Due to fraud, a well-known NFT marketplace has suspended almost all sales

The CEO admitted it outright.

Because it was being used to contravene the law, a marketplace best known for selling a non-fungible token (NFT) of former Twitter CEO Jack Dorsey's first tweet had to "stop" nearly all purchases.

According to Reuters, the NFT marketplace Cent has had to halt almost all purchases because "there's a spectrum of behavior that is happening that basically shouldn't be happening - like, legally," as CEO Cameron Hejazi revealed.

Hejazi stated in a "community update" that "bad actors" had been utilizing Cent to "mint" counterfeit NFTs, which entailed selling copies of NFTs they didn't own or producing NFTs of stuff they didn't own.

In other words, the marketplace ran into the very issue that NFTs were created to address: allocating rights to digital things that individuals actually own.

Cent highlighted a lack of a "industry wide standard for counteracting undesirable behavior" as the reason for suspending nearly all NFT sales until the market puts out "a strategy to tackle the issues we're having."

The shutdown does have one major exception: Cent is still permitting the sale of "Valuables," or NFTs of tweets "autographed" by their original posters, including as Dorsey's tweet, which sold for the crypto equivalent of $2.9 million in March 2021.

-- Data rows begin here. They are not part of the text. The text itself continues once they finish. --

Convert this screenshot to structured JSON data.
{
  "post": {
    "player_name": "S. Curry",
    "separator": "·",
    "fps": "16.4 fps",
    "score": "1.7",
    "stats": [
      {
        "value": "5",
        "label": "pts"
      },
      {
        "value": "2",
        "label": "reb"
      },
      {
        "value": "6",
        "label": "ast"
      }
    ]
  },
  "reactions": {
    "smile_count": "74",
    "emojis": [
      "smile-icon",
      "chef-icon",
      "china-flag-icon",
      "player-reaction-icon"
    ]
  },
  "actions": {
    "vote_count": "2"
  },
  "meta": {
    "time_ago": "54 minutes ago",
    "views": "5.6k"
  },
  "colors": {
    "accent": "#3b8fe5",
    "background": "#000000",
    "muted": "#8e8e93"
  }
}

Hezaji sees it as a sign of a much larger problem. Counterfeiting is "a really basic concern with Web3," the CEO told Reuters.

Web3 is the umbrella term for a future version of the internet that is based on blockchain technology such as NFTs.

Cent is far from the first platform to be plagued by the NFT movement's voracious appetite for fraud. After acknowledging that more than 80% of the tokens created with the program "were plagiarized works, false collections, and spam," prominent NFT marketplace OpenSea limited the usage of its free minting feature last month.

The concept of "theft" of an NFT, which has no tangible value to its owners, appears to be a foregone conclusion in many ways. On the other hand, the tendency could be interpreted as legitimate retaliation by scammers for participating in an overpriced market.

Whatever one's opinion of NFTs, the fact is that there is a massive amount of fraud in the field, which should raise a lot of red flags.

It is now, more than ever, necessary to make a determined effort to root out the fraudulent elements that plague NFTs and the Web3 movement.